4. During an assessment, the nurse notices that a patient is handling a small charm that is tied to a leather strip around their neck. Which action by the nurse is appropriate?
- A. Ask the patient about the item and its significance.
- B. Ask the patient to lock the item with other valuables in the hospital's safe.
- C. Tell the patient that a family member should take valuables home.
- D. No action is necessary.
Correct answer: A
Rationale: The small charm tied to a leather strip is likely an amulet, which many cultures consider an important means of protection from 'evil spirits.' When a patient appears to have a health practice the nurse is unfamiliar with, the nurse should ask for clarification in a non-judgmental way that communicates acceptance of their beliefs and allows for open communication. Thus, the nurse in this situation should inquire about the amulet's meaning to the patient.
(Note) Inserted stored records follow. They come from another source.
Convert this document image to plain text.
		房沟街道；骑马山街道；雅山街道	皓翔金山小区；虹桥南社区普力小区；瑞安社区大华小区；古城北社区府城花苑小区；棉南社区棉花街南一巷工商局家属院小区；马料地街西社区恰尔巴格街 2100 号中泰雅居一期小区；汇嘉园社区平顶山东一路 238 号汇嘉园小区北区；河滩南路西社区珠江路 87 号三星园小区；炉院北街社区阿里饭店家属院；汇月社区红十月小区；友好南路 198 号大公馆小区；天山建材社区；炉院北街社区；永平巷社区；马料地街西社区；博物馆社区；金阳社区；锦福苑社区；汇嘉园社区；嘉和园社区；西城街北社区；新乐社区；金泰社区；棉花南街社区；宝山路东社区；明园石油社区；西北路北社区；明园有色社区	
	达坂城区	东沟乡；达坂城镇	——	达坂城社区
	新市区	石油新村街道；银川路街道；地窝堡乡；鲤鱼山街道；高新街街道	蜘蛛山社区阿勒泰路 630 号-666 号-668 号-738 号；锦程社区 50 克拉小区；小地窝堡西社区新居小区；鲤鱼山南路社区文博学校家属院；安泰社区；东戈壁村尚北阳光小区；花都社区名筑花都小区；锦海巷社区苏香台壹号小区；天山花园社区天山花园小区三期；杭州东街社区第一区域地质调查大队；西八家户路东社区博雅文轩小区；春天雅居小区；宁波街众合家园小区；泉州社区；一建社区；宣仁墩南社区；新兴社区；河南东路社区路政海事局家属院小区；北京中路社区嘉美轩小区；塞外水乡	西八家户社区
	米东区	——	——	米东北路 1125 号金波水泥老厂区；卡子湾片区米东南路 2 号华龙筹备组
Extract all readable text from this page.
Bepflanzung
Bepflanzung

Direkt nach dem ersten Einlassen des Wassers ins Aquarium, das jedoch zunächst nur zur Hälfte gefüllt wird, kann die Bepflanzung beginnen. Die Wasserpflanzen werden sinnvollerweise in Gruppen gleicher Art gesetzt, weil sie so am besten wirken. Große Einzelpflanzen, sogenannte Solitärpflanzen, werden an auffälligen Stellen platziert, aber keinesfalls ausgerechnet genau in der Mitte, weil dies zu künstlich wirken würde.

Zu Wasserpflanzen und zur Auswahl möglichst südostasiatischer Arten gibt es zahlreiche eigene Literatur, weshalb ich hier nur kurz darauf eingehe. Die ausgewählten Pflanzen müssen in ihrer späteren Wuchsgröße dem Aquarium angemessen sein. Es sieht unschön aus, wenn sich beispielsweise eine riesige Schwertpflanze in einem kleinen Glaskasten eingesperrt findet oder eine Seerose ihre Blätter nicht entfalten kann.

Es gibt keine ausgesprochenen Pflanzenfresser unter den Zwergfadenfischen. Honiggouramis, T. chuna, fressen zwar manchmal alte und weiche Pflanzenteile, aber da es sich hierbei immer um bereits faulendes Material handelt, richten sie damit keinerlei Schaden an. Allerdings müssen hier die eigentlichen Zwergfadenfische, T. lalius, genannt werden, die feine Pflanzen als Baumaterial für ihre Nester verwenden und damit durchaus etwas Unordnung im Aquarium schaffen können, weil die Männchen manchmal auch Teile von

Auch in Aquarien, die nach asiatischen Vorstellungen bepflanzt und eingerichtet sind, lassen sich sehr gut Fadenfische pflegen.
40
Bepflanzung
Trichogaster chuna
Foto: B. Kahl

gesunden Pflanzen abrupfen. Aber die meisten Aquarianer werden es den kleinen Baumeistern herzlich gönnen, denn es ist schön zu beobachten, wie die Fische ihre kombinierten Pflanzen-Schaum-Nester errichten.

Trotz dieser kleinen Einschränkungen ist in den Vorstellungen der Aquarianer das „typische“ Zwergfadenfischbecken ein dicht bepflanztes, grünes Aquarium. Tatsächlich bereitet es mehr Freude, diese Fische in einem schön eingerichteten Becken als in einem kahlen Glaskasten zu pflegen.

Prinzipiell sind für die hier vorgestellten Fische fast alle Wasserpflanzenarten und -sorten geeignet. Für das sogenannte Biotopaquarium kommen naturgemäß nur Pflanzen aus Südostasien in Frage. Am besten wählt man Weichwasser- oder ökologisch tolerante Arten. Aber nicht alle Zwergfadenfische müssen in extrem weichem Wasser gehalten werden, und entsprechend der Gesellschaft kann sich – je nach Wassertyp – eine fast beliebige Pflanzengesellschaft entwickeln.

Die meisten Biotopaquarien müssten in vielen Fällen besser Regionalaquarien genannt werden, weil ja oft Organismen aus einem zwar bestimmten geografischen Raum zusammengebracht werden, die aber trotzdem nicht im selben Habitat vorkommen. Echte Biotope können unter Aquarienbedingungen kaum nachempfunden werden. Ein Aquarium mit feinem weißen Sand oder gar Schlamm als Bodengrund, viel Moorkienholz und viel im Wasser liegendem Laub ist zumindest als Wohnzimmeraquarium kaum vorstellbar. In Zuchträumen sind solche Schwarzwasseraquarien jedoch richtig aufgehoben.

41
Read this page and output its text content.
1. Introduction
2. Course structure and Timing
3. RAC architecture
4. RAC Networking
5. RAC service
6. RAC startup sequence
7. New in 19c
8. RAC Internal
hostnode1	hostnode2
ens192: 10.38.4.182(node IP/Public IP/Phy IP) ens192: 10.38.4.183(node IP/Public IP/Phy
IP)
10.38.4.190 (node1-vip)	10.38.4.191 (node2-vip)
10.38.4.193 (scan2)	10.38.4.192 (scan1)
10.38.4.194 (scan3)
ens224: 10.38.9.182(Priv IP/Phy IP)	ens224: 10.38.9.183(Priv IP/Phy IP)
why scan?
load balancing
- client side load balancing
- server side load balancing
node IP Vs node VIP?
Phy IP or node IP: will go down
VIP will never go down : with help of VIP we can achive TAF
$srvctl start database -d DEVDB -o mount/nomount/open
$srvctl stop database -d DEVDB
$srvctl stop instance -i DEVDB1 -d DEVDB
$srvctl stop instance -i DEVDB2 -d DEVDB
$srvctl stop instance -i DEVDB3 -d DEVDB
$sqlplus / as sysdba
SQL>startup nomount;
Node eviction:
Asking the patient to lock the item with other valuables in the hospital's safe, telling the patient that a family member should take valuables home, or doing nothing does not address the importance or meaning of a cultural health practice to the patient and does not allow the nurse to gain an understanding of the patient's cultural health practices.
5. During a heritage assessment, which question is most appropriate for the nurse to ask?
- A. "Do you smoke?"?
- B. "What is your religion?"?
- C. "Do you have a history of heart disease?"?
- D. "How many years have you lived in the United States?"?
Correct answer: D
Rationale: During a heritage assessment, it is crucial for the nurse to ask questions related to a person's country of ancestry, years in the United States, cultural practices, beliefs, and values. By asking about the number of years lived in the United States, the nurse can gain insights into the individual's cultural background and heritage. Options B, C, and A are not directly related to assessing heritage. Asking about religion only addresses one aspect of heritage, while smoking history and health history do not provide a comprehensive view of a person's heritage.